En dépit de l’adoption, cet été, des textes de transposition en droit interne et des efforts entrepris par l’Autorité des Marchés Financiers (AMF) pour guider les acteurs de l’industrie de la gestion d’actifs, il est toujours difficile, à ce jour, de mesurer clairement les incidences de la Directive 2011/61/UE sur les gestionnaires de fonds d’investissement alternatifs (dite « Directive AIFM »).

Cette difficulté est particulièrement évidente s’agissant des véhicules d’investissement qui échappaient jusqu’ici à toute forme de contrôle du régulateur financier. Il s’agit là de l’une des innovations majeures apportées par la Directive AIFM, et touchant à son champ d’application.
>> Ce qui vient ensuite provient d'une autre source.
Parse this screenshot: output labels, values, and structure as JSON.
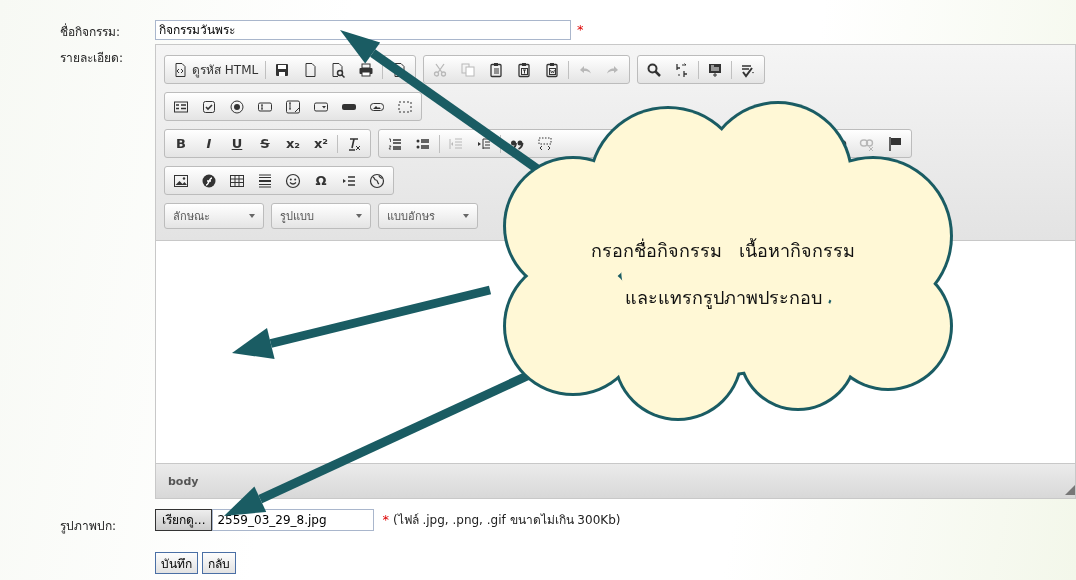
{
  "form": {
    "name_label": "ชื่อกิจกรรม:",
    "name_value": "กิจกรรมวันพระ",
    "name_required_mark": "*",
    "detail_label": "รายละเอียด:",
    "editor": {
      "toolbar_rows": [
        [
          [
            [
              {
                "label": "ดูรหัส HTML",
                "disabled": false
              }
            ],
            [
              {
                "disabled": false
              },
              {
                "disabled": false
              },
              {
                "disabled": false
              },
              {
                "disabled": false
              }
            ],
            [
              {
                "disabled": false
              }
            ]
          ],
          [
            [
              {
                "disabled": true
              },
              {
                "disabled": true
              },
              {
                "disabled": false
              },
              {
                "disabled": false
              },
              {
                "disabled": false
              }
            ],
            [
              {
                "disabled": true
              },
              {
                "disabled": true
              }
            ]
          ],
          [
            [
              {
                "disabled": false
              },
              {
                "disabled": false
              }
            ],
            [
              {
                "disabled": false
              }
            ],
            [
              {
                "disabled": false
              }
            ]
          ]
        ],
        [
          [
            [
              {
                "disabled": false
              },
              {
                "disabled": false
              },
              {
                "disabled": false
              },
              {
                "disabled": false
              },
              {
                "disabled": false
              },
              {
                "disabled": false
              },
              {
                "disabled": false
              },
              {
                "disabled": false
              },
              {
                "disabled": false
              }
            ]
          ]
        ],
        [
          [
            [
              {
                "glyph": "B",
                "disabled": false
              },
              {
                "glyph": "I",
                "disabled": false
              },
              {
                "glyph": "U",
                "disabled": false
              },
              {
                "glyph": "S",
                "disabled": false
              },
              {
                "glyph": "x₂",
                "disabled": false
              },
              {
                "glyph": "x²",
                "disabled": false
              }
            ],
            [
              {
                "disabled": false
              }
            ]
          ],
          [
            [
              {
                "disabled": false
              },
              {
                "disabled": false
              }
            ],
            [
              {
                "disabled": true
              },
              {
                "disabled": false
              }
            ],
            [
              {
                "disabled": false
              },
              {
                "disabled": false
              }
            ]
          ],
          [
            [
              {
                "disabled": false
              },
              {
                "disabled": true
              },
              {
                "disabled": false
              }
            ]
          ]
        ],
        [
          [
            [
              {
                "disabled": false
              },
              {
                "disabled": false
              },
              {
                "disabled": false
              },
              {
                "disabled": false
              },
              {
                "disabled": false
              },
              {
                "glyph": "Ω",
                "disabled": false
              },
              {
                "disabled": false
              },
              {
                "disabled": false
              }
            ]
          ]
        ]
      ],
      "combos": [
        "ลักษณะ",
        "รูปแบบ",
        "แบบอักษร"
      ],
      "status_path": "body"
    },
    "cover_label": "รูปภาพปก:",
    "browse_button": "เรียกดู...",
    "file_name": "2559_03_29_8.jpg",
    "file_required_mark": "*",
    "file_hint": "(ไฟล์ .jpg, .png, .gif ขนาดไม่เกิน 300Kb)",
    "buttons": [
      "บันทึก",
      "กลับ"
    ]
  },
  "callout": {
    "lines": [
      "กรอกชื่อกิจกรรม   เนื้อหากิจกรรม",
      "และแทรกรูปภาพประกอบ"
    ]
  }
}
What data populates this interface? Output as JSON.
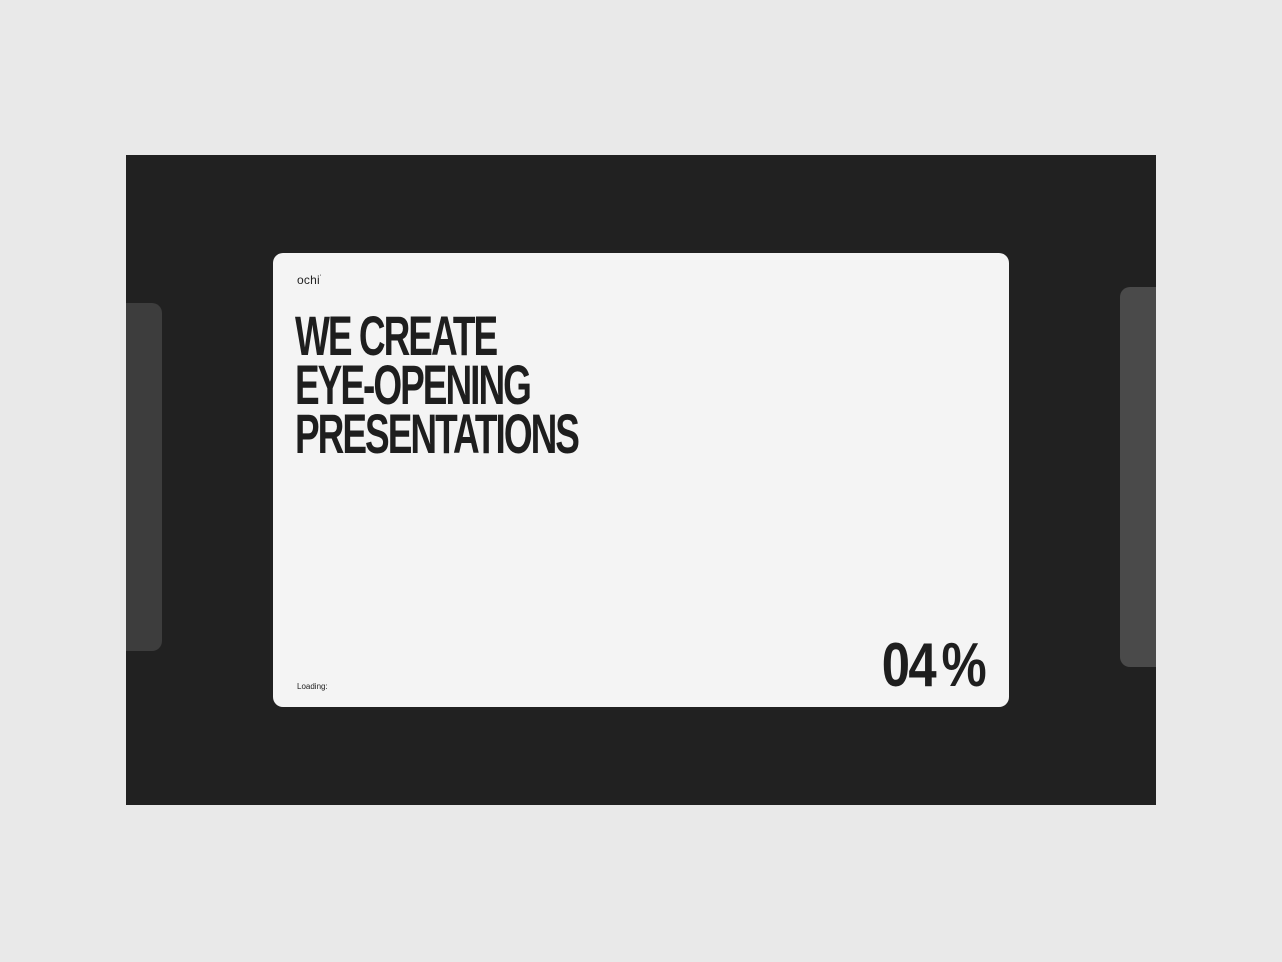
{
  "brand": {
    "name": "ochi",
    "mark": "'"
  },
  "headline": {
    "lines": [
      "WE CREATE",
      "EYE-OPENING",
      "PRESENTATIONS"
    ]
  },
  "loader": {
    "label": "Loading:",
    "value": "04",
    "unit": "%",
    "progress_percent": 4
  },
  "colors": {
    "page_background": "#e9e9e9",
    "stage_background": "#212121",
    "slide_background": "#f4f4f4",
    "text": "#1e1e1e",
    "side_card_left": "#3d3d3d",
    "side_card_right": "#4a4a4a"
  }
}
Celle-ci n’a en effet pas vocation à s’appliquer uniquement aux fonds d’investissement réglementés, dont la création et les modalités de fonctionnement sont étroitement encadrées par la réglementation financière (tels que, en France, les SCPI ou les OPCI), mais plus largement à l’ensemble des véhicules qui, indépendamment de leur forme juridique ou de la nature des actifs qu’ils détiennent (actifs financiers, immobiliers, créances…) répondent aux critères d’un « fonds d’investissement alternatif » (FIA). Or, ces critères sont définis et appréciés de manière très large.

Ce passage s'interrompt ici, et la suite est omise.